Abstract
This study examined the effectiveness of a v ision-based framework for m ultiple s clerosis (MS) and Parkinson's disease (PD) gait dysfunction prediction. We collected gait video data from multi-view digital cameras during self-paced walking from MS, PD patients and age, weight, height and gender-matched healthy older adults (HOA). We then extracted characteristic 3D joint keypoints from the collected videos. In this work, we proposed a data-driven methodology to classify strides in persons with MS (PwMS), persons with PD (PwPD) and HOA that may generalize across different walking tasks and subjects.
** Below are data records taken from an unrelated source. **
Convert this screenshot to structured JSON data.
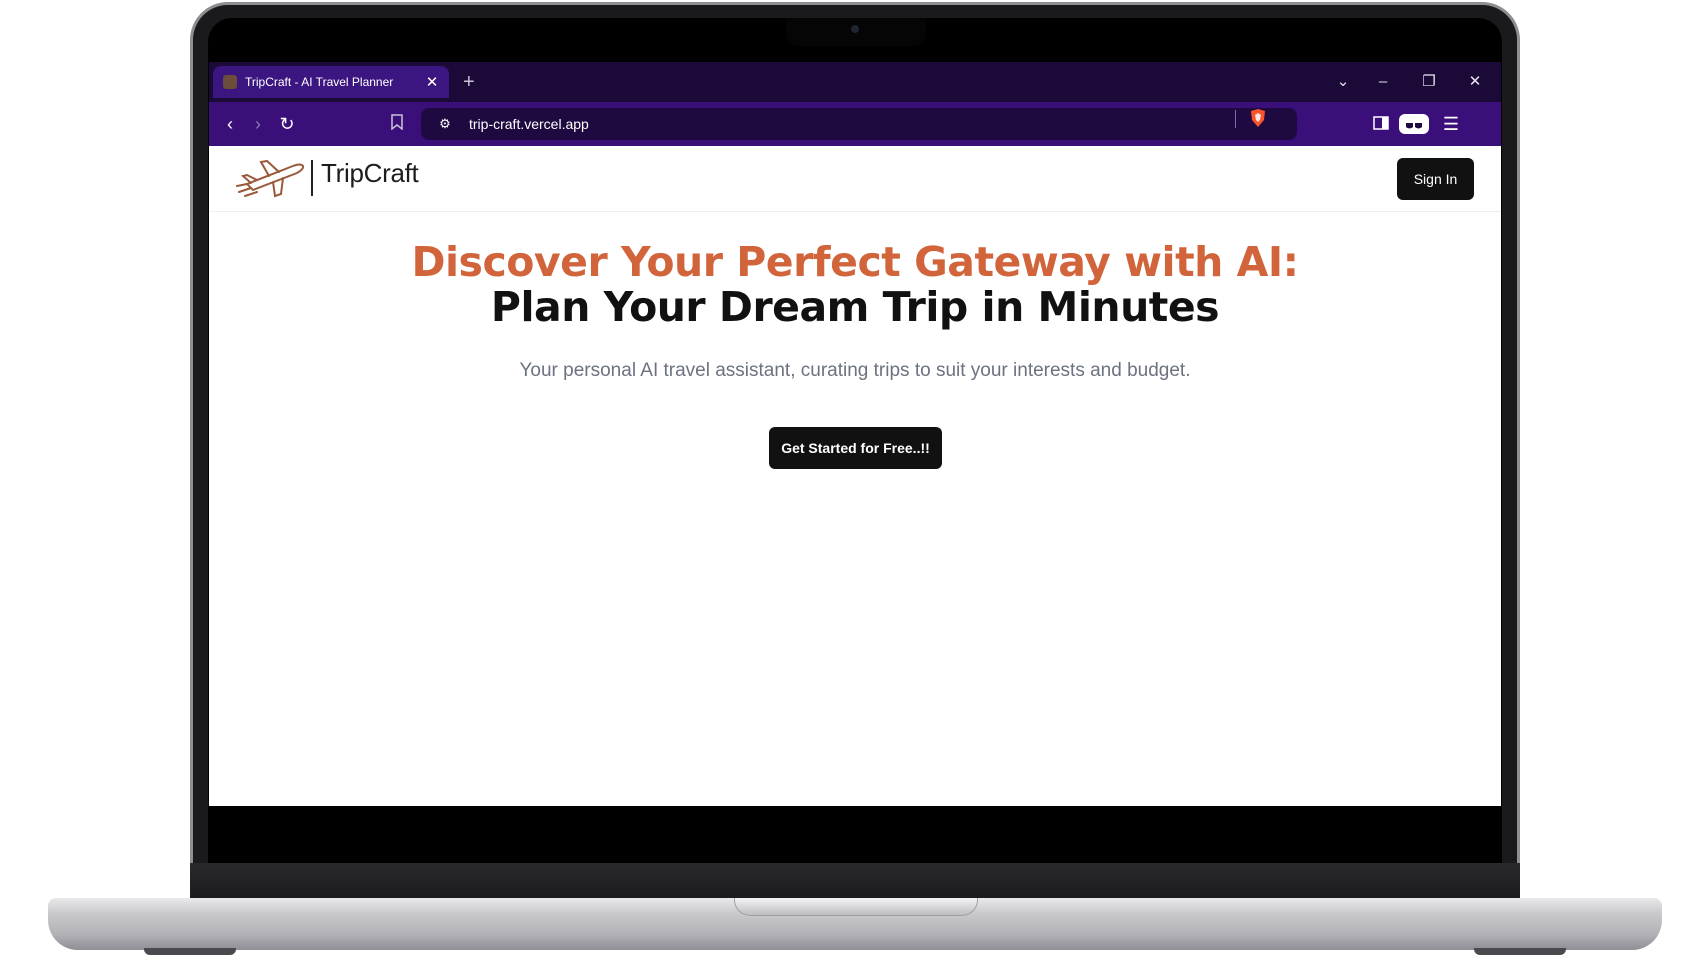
{
  "browser": {
    "tab_title": "TripCraft - AI Travel Planner",
    "url": "trip-craft.vercel.app"
  },
  "site": {
    "brand": "TripCraft",
    "sign_in_label": "Sign In",
    "headline_accent": "Discover Your Perfect Gateway with AI:",
    "headline_main": "Plan Your Dream Trip in Minutes",
    "subheadline": "Your personal AI travel assistant, curating trips to suit your interests and budget.",
    "cta_label": "Get Started for Free..!!"
  },
  "colors": {
    "accent": "#d2643c",
    "browser_toolbar": "#3a0f7a",
    "browser_tabstrip": "#1b0a38",
    "button_dark": "#111111"
  },
  "icons": {
    "toolbar": [
      "back-icon",
      "forward-icon",
      "reload-icon",
      "bookmark-icon",
      "site-settings-icon",
      "brave-shield-icon",
      "sidebar-icon",
      "wallet-icon",
      "menu-icon"
    ],
    "window": [
      "tab-list-icon",
      "minimize-icon",
      "restore-icon",
      "close-icon"
    ]
  }
}
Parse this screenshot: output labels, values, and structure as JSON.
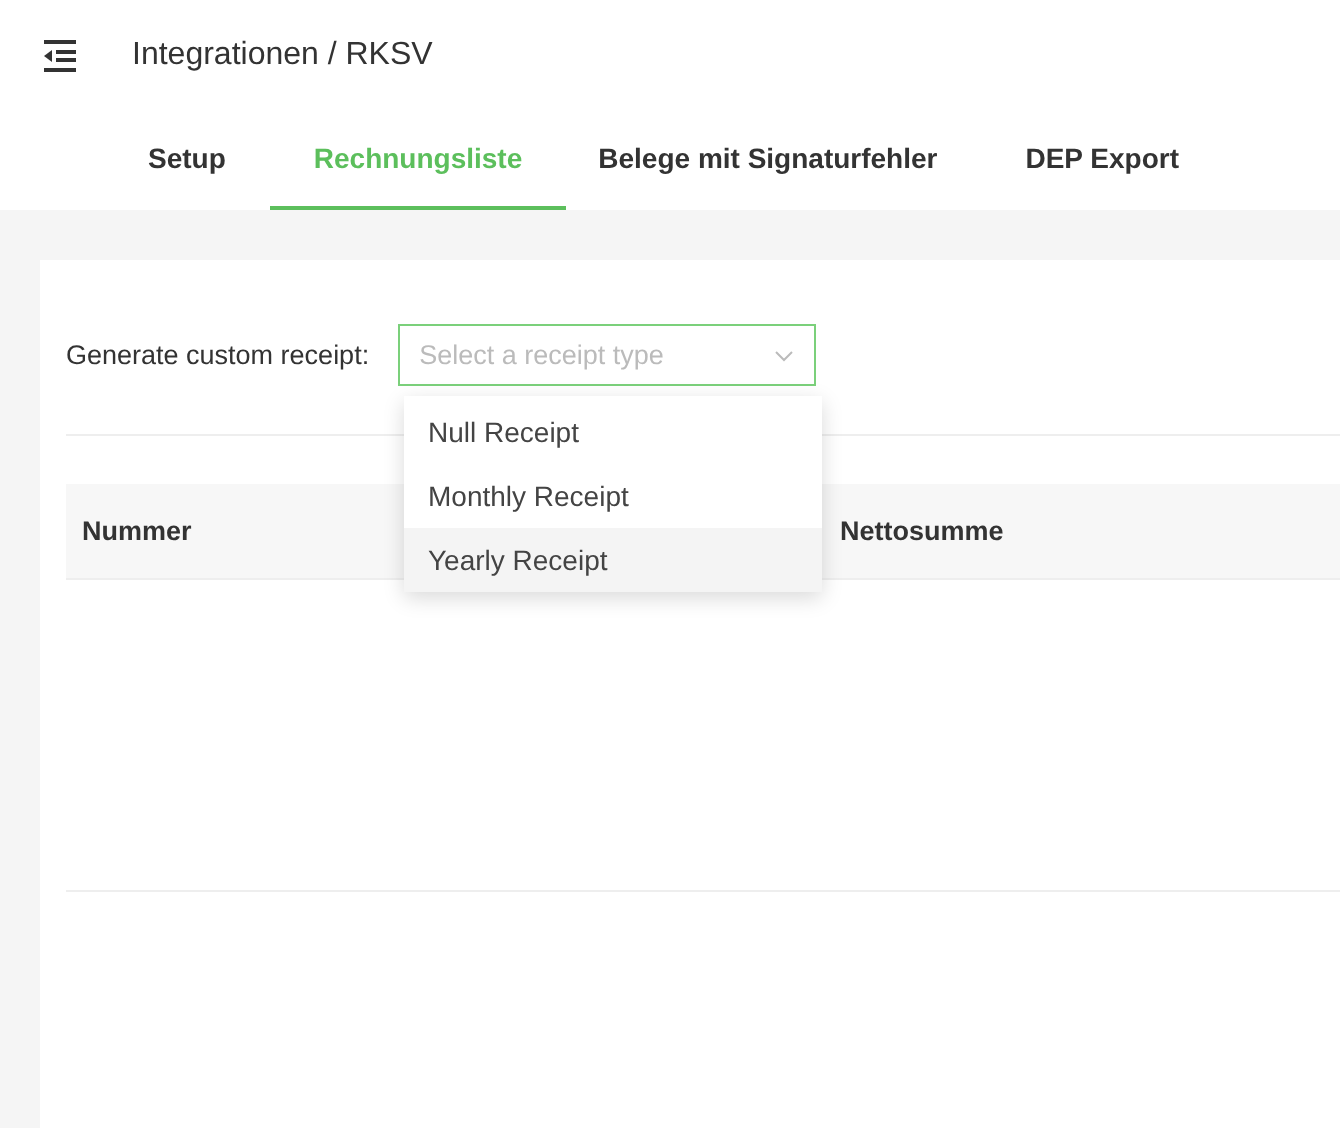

We presented a comprehensive quantitative comparison of 16 diverse traditional machine and deep learning (DL) algorithms. When generalizing from comfortable walking (W) to walking-while-talking (WT), multi-scale residual neural network achieved perfect accuracy and AUC for classifying individuals with a given gait disorder; for subject generalization in W trials, residual neural network resulted in the highest accuracy and AUC of 78.1% and 0.87 (resp.), and 1D convolutional neural network (CNN) had highest accuracy of 75% in WT trials. Finally, when generalizing over new subjects in different tasks, again 1D CNN had the top classification accuracy and AUC of 79.3% and 0.93 (resp.). This work is the first attempt to apply and demonstrate the potential of DL with a multi-view digital camera-based gait analysis framework for neurological gait dysfunction prediction. This study suggests the viability of inexpensive vision-based systems for diagnosing certain neurological disorders.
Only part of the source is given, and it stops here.